Standard & Poor’s Ratings Services has assigned preliminary ratings to Manulife Financial Corp.’s new $3.5 billion shelf registration.
S&P has assigned ‘AA-‘ senior unsecured debt, ‘A+’ subordinated debt, and ‘A’ global scale preferred stock ratings. The outlook is stable it says, and the existing ratings and outlooks on Manulife Financial and its subsidiaries remain unchanged.
S&P says that the $3.5 billion shelf filed by Manulife and the recently filed $1.5 billion shelf that was put in place for Manufacturers Life allow the group to issue: debt, subordinated debt, preferred stock, or common stock. These shelf programs replace the $5.0 billion omnibus shelf that was previously in place for Manulife Financial and Manufacturers Life.

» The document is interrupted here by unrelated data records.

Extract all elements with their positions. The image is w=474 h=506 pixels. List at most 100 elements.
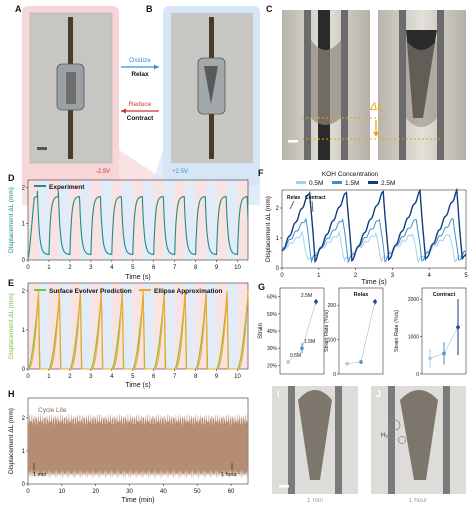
panel-label-h: H bbox=[8, 389, 15, 399]
d-phase-band bbox=[237, 180, 248, 260]
panel-c: C ΔL bbox=[266, 4, 466, 160]
f-legend-label: 1.5M bbox=[345, 180, 359, 187]
panel-label-i: I bbox=[277, 389, 280, 399]
delta-label: ΔL bbox=[369, 101, 384, 113]
g-ytick-label: 60% bbox=[267, 295, 278, 301]
f-ytick-label: 2 bbox=[276, 206, 280, 212]
panel-a-b-group: A B Oxidize Relax Reduce Contract -2.5V … bbox=[15, 4, 260, 205]
f-legend-swatch bbox=[332, 181, 342, 184]
e-xtick-label: 0 bbox=[26, 374, 30, 380]
g-relax-title: Relax bbox=[354, 292, 370, 298]
g-ytick-label: 20% bbox=[267, 363, 278, 369]
e-phase-band bbox=[195, 283, 207, 369]
e-phase-band bbox=[101, 283, 112, 369]
d-xtick-label: 6 bbox=[152, 265, 156, 271]
scale-bar-c bbox=[288, 140, 298, 143]
g-trend-line bbox=[429, 327, 459, 359]
f-legend-swatch bbox=[368, 181, 378, 184]
f-relax-label: Relax bbox=[287, 195, 301, 201]
e-frame bbox=[27, 282, 249, 370]
e-legend-label-1: Surface Evolver Prediction bbox=[49, 288, 132, 295]
g-trend-line bbox=[346, 301, 376, 364]
d-phase-band bbox=[80, 180, 91, 260]
d-ytick-label: 1 bbox=[22, 222, 26, 228]
g-point-label: 0.5M bbox=[290, 353, 301, 359]
g-ytick-label: 2000 bbox=[408, 297, 419, 303]
f-legend-swatch bbox=[296, 181, 306, 184]
d-ytick-label: 0 bbox=[22, 258, 26, 264]
f-ytick-label: 0 bbox=[276, 266, 280, 272]
label-relax: Relax bbox=[131, 71, 149, 78]
e-phase-band bbox=[38, 283, 49, 369]
label-reduce: Reduce bbox=[129, 101, 152, 108]
g-relax-frame bbox=[338, 287, 384, 375]
d-phase-band bbox=[143, 180, 154, 260]
e-xtick-label: 6 bbox=[152, 374, 156, 380]
h-annotation-1hour: 1 hour bbox=[221, 472, 237, 478]
g-ytick-label: 30% bbox=[267, 346, 278, 352]
h-xtick-label: 60 bbox=[228, 489, 235, 495]
d-phase-band bbox=[216, 180, 228, 260]
e-phase-band bbox=[122, 283, 133, 369]
d-experiment-line bbox=[27, 190, 249, 259]
f-xtick-label: 5 bbox=[464, 273, 468, 279]
g-ytick-label: 100 bbox=[328, 338, 337, 344]
h-annotation-1min: 1 min bbox=[33, 472, 46, 478]
e-xtick-label: 4 bbox=[110, 374, 114, 380]
e-phase-band bbox=[28, 283, 39, 369]
i-caption: 1 min bbox=[307, 497, 323, 504]
panel-label-g: G bbox=[258, 282, 265, 292]
h-xtick-label: 20 bbox=[92, 489, 99, 495]
h-xlabel: Time (min) bbox=[121, 497, 154, 504]
f-contract-label: Contract bbox=[305, 195, 326, 201]
g-trend-line bbox=[287, 301, 317, 363]
panel-label-c: C bbox=[266, 4, 273, 14]
e-phase-band bbox=[69, 283, 81, 369]
d-xtick-label: 3 bbox=[89, 265, 93, 271]
g-ytick-label: 200 bbox=[328, 303, 337, 309]
e-xtick-label: 2 bbox=[68, 374, 72, 380]
panel-g: G Strain 0.5M 1.5M 2.5M 20% 30% 40% 50% 60% Rel… bbox=[258, 282, 467, 378]
d-phase-band bbox=[28, 180, 39, 260]
d-ytick-label: 2 bbox=[22, 185, 26, 191]
d-xtick-label: 1 bbox=[47, 265, 51, 271]
voltage-right: +2.5V bbox=[172, 169, 188, 175]
g-ytick-label: 50% bbox=[267, 312, 278, 318]
g-contract-frame bbox=[421, 287, 467, 375]
d-phase-band bbox=[227, 180, 238, 260]
panel-i-j: I 1 min J H₂ 1 hour bbox=[272, 386, 466, 504]
d-phase-band bbox=[38, 180, 49, 260]
f-frame bbox=[281, 189, 467, 269]
panel-d: D Experiment 0 1 2 3 4 5 6 7 8 9 10 0 1 2 Time (s) Di… bbox=[8, 173, 249, 281]
e-phase-band bbox=[80, 283, 91, 369]
e-phase-band bbox=[153, 283, 165, 369]
d-phase-band bbox=[90, 180, 102, 260]
h-ylabel: Displacement ΔL (mm) bbox=[8, 408, 15, 474]
f-series-15m bbox=[281, 217, 466, 264]
e-phase-band bbox=[48, 283, 60, 369]
d-xtick-label: 5 bbox=[131, 265, 135, 271]
f-legend-label: 2.5M bbox=[381, 180, 395, 187]
d-phase-band bbox=[69, 180, 81, 260]
d-phase-band bbox=[153, 180, 165, 260]
f-xtick-label: 0 bbox=[280, 273, 284, 279]
g-ytick-label: 0 bbox=[333, 372, 336, 378]
f-xtick-label: 1 bbox=[317, 273, 321, 279]
j-caption: 1 hour bbox=[409, 497, 428, 504]
d-phase-band bbox=[122, 180, 133, 260]
e-legend-label-2: Ellipse Approximation bbox=[154, 288, 222, 295]
d-xtick-label: 2 bbox=[68, 265, 72, 271]
h-xtick-label: 0 bbox=[26, 489, 30, 495]
e-phase-band bbox=[132, 283, 144, 369]
e-phase-band bbox=[216, 283, 228, 369]
e-phase-band bbox=[237, 283, 248, 369]
e-ytick-label: 2 bbox=[22, 289, 26, 295]
h-cycle-life-band bbox=[28, 412, 248, 479]
d-xtick-label: 8 bbox=[194, 265, 198, 271]
d-phase-band bbox=[48, 180, 60, 260]
e-phase-band bbox=[206, 283, 217, 369]
e-xtick-label: 3 bbox=[89, 374, 93, 380]
g-ytick-label: 1000 bbox=[408, 335, 419, 341]
e-xtick-label: 9 bbox=[215, 374, 219, 380]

“The insurer financial strength ratings on Manulife Financial’s primary operating subsidiaries reflect the group’s very strong and geographically diversified business positions in Canada, the U.S., and Asia; extremely strong capitalization; its solid operating performance; the steps taken to de-risk the John Hancock book; and an accomplished management team,” S&P says, noting that the combined organization now represents one of the top-three insurance organizations in Canada, one of the top-five in North America, and one of the top-10 globally, as measured by assets.
“Partially offsetting these strengths are the residual operational and integration risks that are associated with the John Hancock acquisition; the higher risk profile of John Hancock’s institutional spread-based businesses, long-term care business, and bond investment portfolio; and the decrease in the company’s quality of capital due to the goodwill and intangibles that were created by this transaction,” it adds.
“The stable outlook on Manulife Financial and its operating subsidiaries reflects Standard & Poor’s expectation that the group will continue to maintain its track record of solid earnings performance, very strong level of capital and reserves, and manageable asset quality,” the rating agency concludes.